10 February 2010

Simulation of snail dispersal - Part 2

I still have snail dispersal in my mind. In Part 1 of this series, I had assumed that the net dispersal distances* were normally distributed. Today, in a paper by Baur & Baur (1993), I saw a plot of the frequency distributions of distances moved per day by the land snail Arianta arbustorum in 2 different habitats.


Fig. 1 from Baur & Baur (1993). Left plot was for dispersal in a forest clearing and the right plot was for dispersal in a 1-m wide grassy strip.

The distributions were not normal at all. Baur & Baur fitted an exponential curve to their data. To simulate this distribution with my data from Part 1, which were normally distributed, I converted each dispersal distance to its inverse logarithm, thus creating a lognormal distribution.

Here are the lognormally distributed dispersal distances and their random dispersal angles in the form of a polar plot as in Part 1.

SnailLognormalDisp

When dispersal distances are lognormally distributed, most will be near the origin, while a few will be far away from the origin. In comparison, in normal dispersal as in Part 1, most dispersal distances will be away from the origin and there will be more of them far away from the origin.

Do all or most snail species disperse lognormally?


*The net dispersal distance for each snail is the distance between the origin (the release point) and the snail's location at the end of the dispersal period.
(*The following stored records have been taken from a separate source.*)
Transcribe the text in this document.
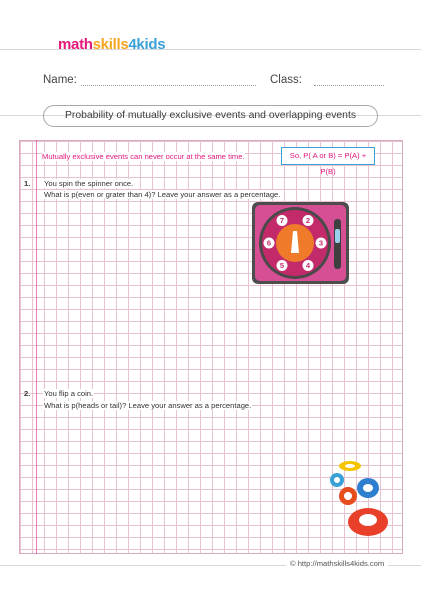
mathskills4kids
Name:	Class:
Probability of mutually exclusive events and overlapping events
Mutually exclusive events can never occur at the same time.	So, P( A or B) = P(A) + P(B)
1. You spin the spinner once.
What is p(even or grater than 4)? Leave your answer as a percentage.
2
3
4
5
6
7
2. You flip a coin.
What is p(heads or tail)? Leave your answer as a percentage.
© http://mathskills4kids.com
Baur, A. and B. Baur. 1993. Daily movement patterns and dispersal in the land snail Arianta arbustorum. Malacologia 35:89–98.

2 comments:

Duane Smith said...

Does the population dispersal pattern depend of the distribution of food? For example, if food were abundant everywhere (or at least locally at the origin), than population distribution might follow an exponential pattern but if it were uniformly scarce, then population distribution might be normal. Just a wild speculation. But I think it is an empirical question that can be tested.

fred schueler said...

The distribution of Cepaea on the streets in the village here (Bishops Mills, Ontario) certainly looks something like log-normal on most nights: a great number near the edge of the pavement and a few that go out onto the middle of the road.

As for Arianta, my experience in Toronto is that they never come up onto the surface, except to miraculously die and leave their shells, so how could they disperse?